Firstly because as we said, it is very unlikely to be able to have a majority on the text when you have a relative majority.

So before the final vote, 49 paragraph 3 is required.

However, the difficulties already mentioned can lead to waiting as long as possible to use it.

This allows the majority to breathe and to show that we have sought agreement at all costs.

However, the risk is to lose control of the text.

All voted articles are indeed final on reading.

There are countermeasures in parliamentary law.

The government can postpone the vote on an amendment, request a second deliberation.

But if he really does not hold the session, the risk is to end up losing control of the process of

text development.

The only way to make the latter look more or less like what Bercy imagined is to use 49 paragraph 3 as quickly as possible.
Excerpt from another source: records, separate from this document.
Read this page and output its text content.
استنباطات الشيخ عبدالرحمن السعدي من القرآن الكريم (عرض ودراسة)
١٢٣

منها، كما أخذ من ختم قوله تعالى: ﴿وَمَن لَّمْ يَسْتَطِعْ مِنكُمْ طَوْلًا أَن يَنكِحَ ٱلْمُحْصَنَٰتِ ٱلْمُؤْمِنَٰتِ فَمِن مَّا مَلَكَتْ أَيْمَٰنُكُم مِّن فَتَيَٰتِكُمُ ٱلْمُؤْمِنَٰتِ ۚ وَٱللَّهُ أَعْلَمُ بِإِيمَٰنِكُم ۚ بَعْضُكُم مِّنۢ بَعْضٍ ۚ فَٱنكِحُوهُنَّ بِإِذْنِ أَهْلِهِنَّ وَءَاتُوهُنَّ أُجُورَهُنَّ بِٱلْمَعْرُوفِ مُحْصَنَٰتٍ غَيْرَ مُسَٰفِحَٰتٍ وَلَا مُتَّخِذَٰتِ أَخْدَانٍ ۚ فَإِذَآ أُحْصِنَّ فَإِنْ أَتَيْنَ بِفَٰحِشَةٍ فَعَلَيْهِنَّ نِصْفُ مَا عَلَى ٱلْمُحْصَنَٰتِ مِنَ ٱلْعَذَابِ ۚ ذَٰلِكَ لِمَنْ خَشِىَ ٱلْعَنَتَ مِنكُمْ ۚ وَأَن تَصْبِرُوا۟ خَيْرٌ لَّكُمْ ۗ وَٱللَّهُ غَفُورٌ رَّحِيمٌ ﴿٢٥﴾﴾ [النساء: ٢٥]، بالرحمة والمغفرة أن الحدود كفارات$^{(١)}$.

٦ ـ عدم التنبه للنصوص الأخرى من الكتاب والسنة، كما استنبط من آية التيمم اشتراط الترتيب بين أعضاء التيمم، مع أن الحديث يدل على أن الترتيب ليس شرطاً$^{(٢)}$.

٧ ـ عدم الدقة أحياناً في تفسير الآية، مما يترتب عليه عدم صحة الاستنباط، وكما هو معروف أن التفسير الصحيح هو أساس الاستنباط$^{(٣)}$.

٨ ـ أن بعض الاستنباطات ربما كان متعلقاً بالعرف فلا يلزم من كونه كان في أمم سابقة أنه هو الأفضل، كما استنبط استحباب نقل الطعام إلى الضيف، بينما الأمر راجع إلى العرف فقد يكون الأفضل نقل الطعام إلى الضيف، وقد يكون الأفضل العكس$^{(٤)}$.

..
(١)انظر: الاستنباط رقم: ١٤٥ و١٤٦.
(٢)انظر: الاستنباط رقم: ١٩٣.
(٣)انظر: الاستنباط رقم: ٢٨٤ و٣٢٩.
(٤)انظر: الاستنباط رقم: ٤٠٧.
From October 1, a new extraordinary session opens and the counters are again reset to zero… In short, the political cost of 49 paragraph 3 can be significant.

Benjamin Morel

Emmanuel Macron has also let the use of 49.3 for the pension reform hover.

Can he do this for both the 2023 budget and the pension reform?
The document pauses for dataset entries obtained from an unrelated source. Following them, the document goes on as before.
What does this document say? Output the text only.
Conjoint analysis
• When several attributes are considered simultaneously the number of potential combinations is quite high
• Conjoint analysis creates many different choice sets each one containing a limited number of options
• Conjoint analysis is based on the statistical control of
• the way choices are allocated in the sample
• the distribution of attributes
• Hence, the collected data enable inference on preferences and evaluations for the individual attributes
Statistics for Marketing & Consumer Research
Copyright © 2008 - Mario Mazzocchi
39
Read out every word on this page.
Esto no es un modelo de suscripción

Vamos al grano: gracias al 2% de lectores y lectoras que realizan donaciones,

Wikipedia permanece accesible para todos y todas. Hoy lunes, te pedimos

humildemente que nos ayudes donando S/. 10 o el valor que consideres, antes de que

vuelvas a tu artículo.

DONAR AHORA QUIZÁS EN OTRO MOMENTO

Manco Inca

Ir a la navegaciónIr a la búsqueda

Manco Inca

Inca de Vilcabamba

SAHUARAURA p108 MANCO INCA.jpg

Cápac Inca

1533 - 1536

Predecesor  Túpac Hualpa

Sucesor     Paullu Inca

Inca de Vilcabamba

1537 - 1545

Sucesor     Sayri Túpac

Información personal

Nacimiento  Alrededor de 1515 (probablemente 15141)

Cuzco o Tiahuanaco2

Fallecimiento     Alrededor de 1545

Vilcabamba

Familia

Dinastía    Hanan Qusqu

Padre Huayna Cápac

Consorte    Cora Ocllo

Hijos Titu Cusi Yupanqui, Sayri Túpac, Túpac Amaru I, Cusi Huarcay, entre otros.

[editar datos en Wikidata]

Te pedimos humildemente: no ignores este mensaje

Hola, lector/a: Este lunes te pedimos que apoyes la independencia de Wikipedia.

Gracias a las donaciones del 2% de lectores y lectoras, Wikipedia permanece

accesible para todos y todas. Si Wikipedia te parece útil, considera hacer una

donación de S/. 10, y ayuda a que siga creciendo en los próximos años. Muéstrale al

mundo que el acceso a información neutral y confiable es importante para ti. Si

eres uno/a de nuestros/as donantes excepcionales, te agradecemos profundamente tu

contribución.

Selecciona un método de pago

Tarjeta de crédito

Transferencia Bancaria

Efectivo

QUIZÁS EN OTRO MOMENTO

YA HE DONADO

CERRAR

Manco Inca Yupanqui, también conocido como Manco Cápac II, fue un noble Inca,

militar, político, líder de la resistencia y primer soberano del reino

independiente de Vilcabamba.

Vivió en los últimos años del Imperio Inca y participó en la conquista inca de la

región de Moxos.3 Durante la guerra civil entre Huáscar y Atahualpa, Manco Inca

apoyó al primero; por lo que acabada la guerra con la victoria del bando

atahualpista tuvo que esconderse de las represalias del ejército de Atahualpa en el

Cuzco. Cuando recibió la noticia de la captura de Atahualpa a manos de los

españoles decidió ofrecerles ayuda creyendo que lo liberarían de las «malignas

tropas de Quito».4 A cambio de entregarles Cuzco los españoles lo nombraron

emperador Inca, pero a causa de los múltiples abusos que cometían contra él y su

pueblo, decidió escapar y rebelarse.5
Used too often, wouldn't this democratic tool that is 49.3 lose its substance?

The constitutional reform of 2008 changed the use of 49 paragraph 3 to one text per session excluding financial texts.

That is, the device can be used without limits on the budget, the social security budget;

by extension on amending finance bills, or amending social security finance bills.

For the budget, the government therefore does not use a “joker”.

For pension reform, the latest fashionable idea would be to pass it as part of a bill for amending social security financing.

This raises concerns about the spirit of the constitutional text which provides for this type of legislative vehicle and may lead to the sacrifice of certain aspects of the reform which cannot fall within the framework of a PLFSS... But, if

this was it, again there would be no joker used.

The wildcard could be used on another regular session text that runs from October 1 to June 30.

One could imagine, if the government is clever, a catch-all text with several disqualifying provisions for the opposition;

text therefore, which could be the subject of a new 49 paragraph 3. From June 30 should open, if the President so decides, an extraordinary session.

Read also Pension reform: Borne receives parliamentary groups from Thursday

These extraordinary sessions last 15 days, and can be renewed every two weeks until September 30 at the request of the government (or a majority of deputies).

A priori, nothing prohibits considering that on each of these sessions can be used again new 49 paragraph 3. From October 1, a new extraordinary session opens and the counters are again reset to zero.

In short, the political cost of 49 paragraph 3 can be significant, but from a legal point of view, even if it will be difficult to reach the record of 28 uses under the Rocard government.

The current state of the law still offers very wide leeway to the executive.